Retaining walls in residential areas generally ranged from 1 to 4 meters high. Wall types observed included: gravity rock and masonry walls, gabion walls, masonry walls with ground anchors, concrete crib walls, timber crib walls, and timber pile walls. Example photos are attached to this post.
Wall performance ranged from very good, to complete loss of the wall. Significant loss of ground above walls, such as causing road closure, was not observed. The worst performing walls were gravity-type walls with little or no lateral support systems. Rock and masonry walls were observed in multiple locations to be completely destroyed or had been removed at the time of inspection.
Gabion walls, although generally appearing to be in decent shape, frequently had ground cracking behind the walls.

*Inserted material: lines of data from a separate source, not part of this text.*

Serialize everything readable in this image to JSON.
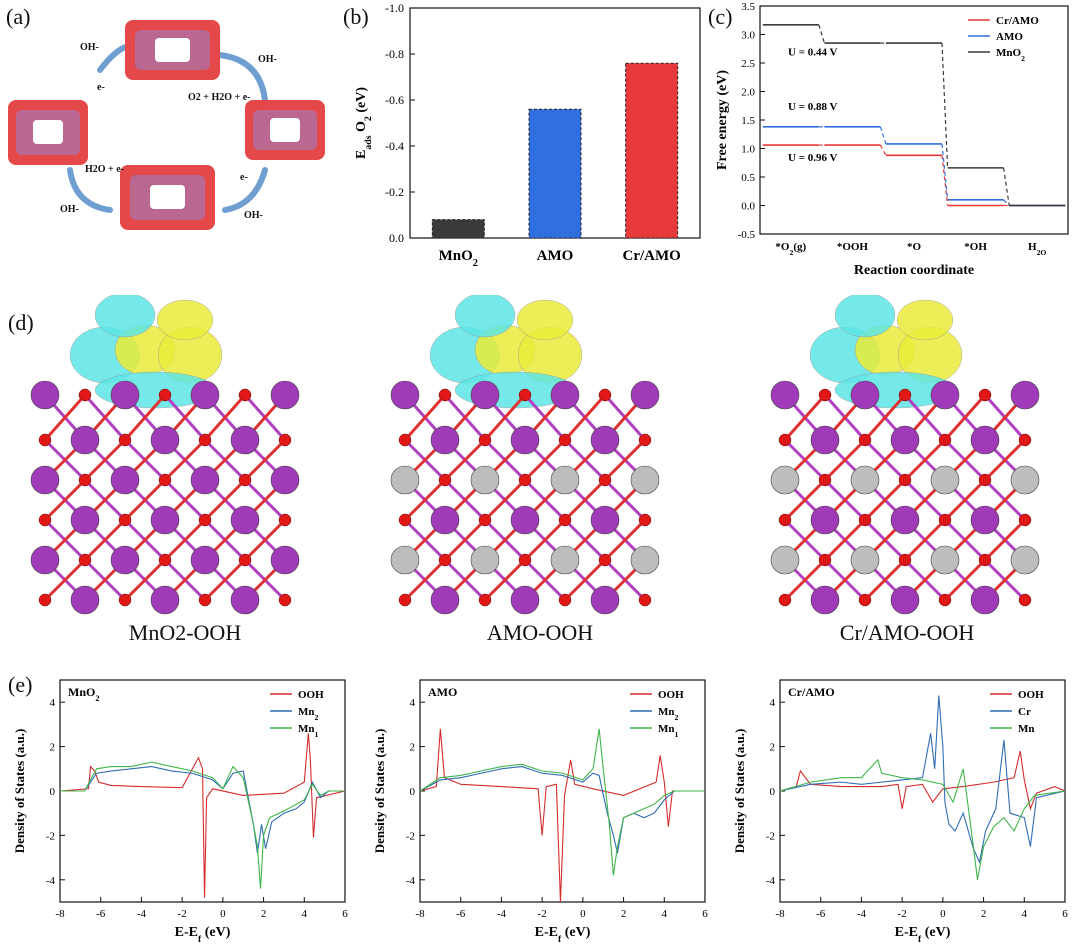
{
  "figure": {
    "panel_labels": [
      "(a)",
      "(b)",
      "(c)",
      "(d)",
      "(e)"
    ],
    "panel_a": {
      "labels": [
        "OH-",
        "OH-",
        "O2 + H2O + e-",
        "e-",
        "e-",
        "H2O + e-",
        "OH-",
        "OH-"
      ]
    },
    "panel_d": {
      "captions": [
        "MnO2-OOH",
        "AMO-OOH",
        "Cr/AMO-OOH"
      ]
    },
    "colors": {
      "mno2": "#3a3a3a",
      "amo": "#2f6fe0",
      "cramo": "#e8393a",
      "ooh": "#d62c2c",
      "mn2": "#2f6db5",
      "mn1": "#3fb54a",
      "atom_mn": "#a03ab8",
      "atom_o": "#e01818",
      "atom_grey": "#bdbdbd",
      "iso_yellow": "#eaec3a",
      "iso_cyan": "#5de6e6"
    }
  },
  "chart_data": [
    {
      "type": "bar",
      "id": "b",
      "categories": [
        "MnO2",
        "AMO",
        "Cr/AMO"
      ],
      "values": [
        -0.08,
        -0.56,
        -0.76
      ],
      "ylabel": "E_ads O_2 (eV)",
      "ylim": [
        0,
        -1.0
      ],
      "yticks": [
        "0.0",
        "-0.2",
        "-0.4",
        "-0.6",
        "-0.8",
        "-1.0"
      ],
      "colors": [
        "#3a3a3a",
        "#2f6fe0",
        "#e8393a"
      ]
    },
    {
      "type": "line",
      "id": "c",
      "categories": [
        "*O2(g)",
        "*OOH",
        "*O",
        "*OH",
        "H2O"
      ],
      "xlabel": "Reaction coordinate",
      "ylabel": "Free energy (eV)",
      "ylim": [
        -0.5,
        3.5
      ],
      "yticks": [
        "-0.5",
        "0.0",
        "0.5",
        "1.0",
        "1.5",
        "2.0",
        "2.5",
        "3.0",
        "3.5"
      ],
      "series": [
        {
          "name": "Cr/AMO",
          "values": [
            1.06,
            1.06,
            0.88,
            0.0,
            0.0
          ],
          "color": "#e8393a"
        },
        {
          "name": "AMO",
          "values": [
            1.38,
            1.38,
            1.08,
            0.1,
            0.0
          ],
          "color": "#2f6fe0"
        },
        {
          "name": "MnO2",
          "values": [
            3.17,
            2.85,
            2.85,
            0.66,
            0.0
          ],
          "color": "#3a3a3a"
        }
      ],
      "annotations": [
        "U = 0.44 V",
        "U = 0.88 V",
        "U = 0.96 V"
      ],
      "legend_placement": "top-right"
    },
    {
      "type": "line",
      "id": "e1",
      "title": "MnO2",
      "xlabel": "E-E_f (eV)",
      "ylabel": "Density of States (a.u.)",
      "xlim": [
        -8,
        6
      ],
      "ylim": [
        -5,
        5
      ],
      "xticks": [
        "-8",
        "-6",
        "-4",
        "-2",
        "0",
        "2",
        "4",
        "6"
      ],
      "yticks": [
        "-4",
        "-2",
        "0",
        "2",
        "4"
      ],
      "series": [
        {
          "name": "OOH",
          "color": "#d62c2c",
          "x": [
            -8,
            -6.6,
            -6.5,
            -6.3,
            -6.1,
            -5.5,
            -4,
            -2,
            -1.2,
            -1.0,
            -0.9,
            -0.8,
            -0.5,
            1,
            3,
            4.0,
            4.2,
            4.3,
            4.45,
            4.6,
            6
          ],
          "values": [
            0,
            0.1,
            1.1,
            0.9,
            0.4,
            0.25,
            0.2,
            0.15,
            1.5,
            1.0,
            -4.8,
            -0.3,
            0.1,
            -0.2,
            -0.1,
            0.4,
            2.6,
            1.4,
            -2.1,
            -0.3,
            0
          ]
        },
        {
          "name": "Mn2",
          "color": "#2f6db5",
          "x": [
            -8,
            -6.8,
            -6.2,
            -5.5,
            -4.5,
            -3.5,
            -2.5,
            -1.5,
            -0.5,
            0,
            0.5,
            1.0,
            1.5,
            1.7,
            1.9,
            2.1,
            2.4,
            3,
            3.6,
            4.0,
            4.4,
            4.8,
            5.2,
            6
          ],
          "values": [
            0,
            0,
            0.8,
            0.9,
            1.0,
            1.1,
            0.9,
            0.8,
            0.5,
            0.1,
            0.8,
            0.9,
            -1.5,
            -2.8,
            -1.5,
            -2.6,
            -1.4,
            -1.0,
            -0.8,
            -0.5,
            0.4,
            -0.3,
            0,
            0
          ]
        },
        {
          "name": "Mn1",
          "color": "#3fb54a",
          "x": [
            -8,
            -6.8,
            -6.2,
            -5.5,
            -4.5,
            -3.5,
            -2.5,
            -1.5,
            -0.5,
            0,
            0.5,
            1.0,
            1.5,
            1.7,
            1.85,
            2.0,
            2.3,
            3,
            3.6,
            4.0,
            4.4,
            4.8,
            5.2,
            6
          ],
          "values": [
            0,
            0,
            1.0,
            1.1,
            1.1,
            1.3,
            1.1,
            0.9,
            0.6,
            0.1,
            1.1,
            0.6,
            -1.5,
            -2.5,
            -4.4,
            -2.0,
            -1.2,
            -0.9,
            -0.6,
            -0.4,
            0.3,
            -0.2,
            0,
            0
          ]
        }
      ]
    },
    {
      "type": "line",
      "id": "e2",
      "title": "AMO",
      "xlabel": "E-E_f (eV)",
      "ylabel": "Density of States (a.u.)",
      "xlim": [
        -8,
        6
      ],
      "ylim": [
        -5,
        5
      ],
      "xticks": [
        "-8",
        "-6",
        "-4",
        "-2",
        "0",
        "2",
        "4",
        "6"
      ],
      "yticks": [
        "-4",
        "-2",
        "0",
        "2",
        "4"
      ],
      "series": [
        {
          "name": "OOH",
          "color": "#d62c2c",
          "x": [
            -8,
            -7.2,
            -7.0,
            -6.8,
            -6,
            -4,
            -2.2,
            -2.0,
            -1.8,
            -1.3,
            -1.1,
            -0.9,
            -0.6,
            -0.4,
            0.5,
            2,
            3.6,
            3.8,
            4.0,
            4.2,
            4.4,
            6
          ],
          "values": [
            0,
            0.2,
            2.8,
            0.6,
            0.3,
            0.2,
            0.1,
            -2.0,
            0.2,
            0.3,
            -5.0,
            -0.2,
            1.4,
            0.3,
            0.1,
            -0.2,
            0.4,
            1.6,
            0.4,
            -1.6,
            0.0,
            0
          ]
        },
        {
          "name": "Mn2",
          "color": "#2f6db5",
          "x": [
            -8,
            -7,
            -6,
            -5,
            -4,
            -3,
            -2,
            -1,
            0,
            0.5,
            0.8,
            1.2,
            1.5,
            1.7,
            2,
            2.5,
            3,
            3.5,
            4,
            4.5,
            6
          ],
          "values": [
            0,
            0.5,
            0.6,
            0.8,
            1.0,
            1.1,
            0.8,
            0.7,
            0.4,
            0.8,
            0.7,
            -1.0,
            -2.0,
            -2.8,
            -1.2,
            -1.0,
            -1.2,
            -1.0,
            -0.4,
            0,
            0
          ]
        },
        {
          "name": "Mn1",
          "color": "#3fb54a",
          "x": [
            -8,
            -7,
            -6,
            -5,
            -4,
            -3,
            -2,
            -1,
            0,
            0.5,
            0.8,
            1.0,
            1.3,
            1.5,
            1.7,
            2,
            2.5,
            3,
            3.5,
            4,
            4.5,
            6
          ],
          "values": [
            0,
            0.6,
            0.7,
            0.9,
            1.1,
            1.2,
            0.9,
            0.8,
            0.5,
            1.0,
            2.8,
            1.0,
            -1.5,
            -3.8,
            -2.5,
            -1.2,
            -1.0,
            -0.8,
            -0.6,
            -0.2,
            0,
            0
          ]
        }
      ]
    },
    {
      "type": "line",
      "id": "e3",
      "title": "Cr/AMO",
      "xlabel": "E-E_f (eV)",
      "ylabel": "Density of States (a.u.)",
      "xlim": [
        -8,
        6
      ],
      "ylim": [
        -5,
        5
      ],
      "xticks": [
        "-8",
        "-6",
        "-4",
        "-2",
        "0",
        "2",
        "4",
        "6"
      ],
      "yticks": [
        "-4",
        "-2",
        "0",
        "2",
        "4"
      ],
      "series": [
        {
          "name": "OOH",
          "color": "#d62c2c",
          "x": [
            -8,
            -7.2,
            -7.0,
            -6.5,
            -5,
            -3,
            -2.2,
            -2.0,
            -1.8,
            -1,
            -0.5,
            0,
            1,
            2.5,
            3.5,
            3.8,
            4.0,
            4.3,
            4.6,
            5.5,
            6
          ],
          "values": [
            0,
            0.2,
            0.9,
            0.3,
            0.2,
            0.2,
            0.3,
            -0.8,
            0.2,
            0.3,
            -0.5,
            0.1,
            0.2,
            0.4,
            0.6,
            1.8,
            0.5,
            -0.8,
            -0.1,
            0.2,
            0
          ]
        },
        {
          "name": "Cr",
          "color": "#2f6db5",
          "x": [
            -8,
            -6.5,
            -5,
            -4,
            -3,
            -2,
            -1,
            -0.6,
            -0.4,
            -0.2,
            0,
            0.1,
            0.3,
            0.6,
            1,
            1.5,
            1.8,
            2.1,
            2.6,
            3.0,
            3.3,
            4.0,
            4.3,
            4.6,
            6
          ],
          "values": [
            0,
            0.3,
            0.4,
            0.3,
            0.4,
            0.5,
            0.6,
            2.6,
            1.0,
            4.3,
            2.0,
            -0.5,
            -1.5,
            -1.8,
            -1.0,
            -2.6,
            -3.2,
            -1.8,
            -0.8,
            2.3,
            -1.0,
            -1.2,
            -2.5,
            -0.3,
            0
          ]
        },
        {
          "name": "Mn",
          "color": "#3fb54a",
          "x": [
            -8,
            -6.5,
            -5,
            -4,
            -3.2,
            -3,
            -2,
            -1,
            0,
            0.5,
            1,
            1.5,
            1.7,
            2,
            2.5,
            3,
            3.5,
            4,
            4.5,
            6
          ],
          "values": [
            0,
            0.4,
            0.6,
            0.6,
            1.4,
            0.8,
            0.6,
            0.5,
            0.3,
            -0.5,
            1.0,
            -2.5,
            -4.0,
            -2.5,
            -1.6,
            -1.2,
            -1.8,
            -0.8,
            -0.2,
            0
          ]
        }
      ]
    }
  ]
}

Crib walls, although dependent on gravity, performed marginally better than rock and masonry walls. The tallest walls observed were concrete crib walls, which performed well. Cracking and movement of the cribs was observed, but significant damage was not present. Timber crib walls were observed to have good performance as well. It appeared that most high performing crib walls had more than one row of cribbing. A single concrete crib wall was observed to be destroyed, but this wall had only a single row of cribs.
Timber piled walls performed the best of all walls observed to day. No ground loss was observed behind any of the timber pile walls. In only a single instance was timber wall movement observed, but the wall was supporting landscaping and thus, posed no threat to traffic or structures.
Tomorrow I plan to undertake a comprehensive catalog of walls in the Mount Pleasant area.